Lia smiles. "I'll just change then." 

I sit down on the chair by my piano, setting the picture of Liz in front of me. I stare at it, she looks so happy. Like the bundle of joy she is, she's always wearing a smile on her face. The last few days were still bad, but it got better each day. I guess I'm just easing into the fact that Lizzy's not here anymore. That I jsut have to live in a world without her, continue with my life. I'd miss the way her violin sounds, how she'd close her eyes whenever she plays, occasionally smiling. Her emotion would go with how she plays, her eyebrows furrow whenever a strong part of a piece comes up. And they'd lift when it's a gentle part. 

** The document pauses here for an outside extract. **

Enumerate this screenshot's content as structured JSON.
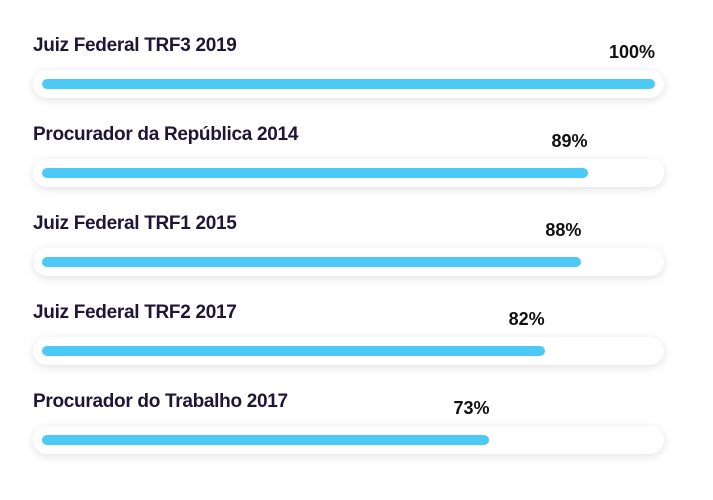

I'm going to have to venture the world alone. 

I just wish I could've talked her out of it. 

If I had done that, she would be alive now.

And we would be doing something else than going to her funeral.

I set my hands on the keys of the piano, they suddenly press into a melody, a song. I close my eyes and let my fingers glide freely as they will. 

I remember the amount of times Liz made me watch Les Miserables with her, which she always mentions is her favorite musical of all-time. She knew every word to every song, every note and every chord. She was addicted to it. The last time we saw the movie together, she sang along to every song while I tried to keep up with the ones I knew the lyrics to, harmonizing with her. 

I remember us jamming together. She had me change the keys of the original songs a lot so that it would be easier for her to play on the violin, removing all the difficult flats and sharps. I play another song without knowing, it sounds vague at first, but then the melody comes to me. 

"How about this?" Lia asks, my fingers stop moving as I look at her.

"That's fine." I answer, she changed into a green dress decorated with glitters and beads. I stand up, I guess it's time to go. I check the time, 2:10PM. the funeral's about to start in twenty minutes, better get going. I check myself one last time on the mirror, making sure everything's in place. I take a deep breath, place the picture of Lizzy in my pocket, and made my way to the car.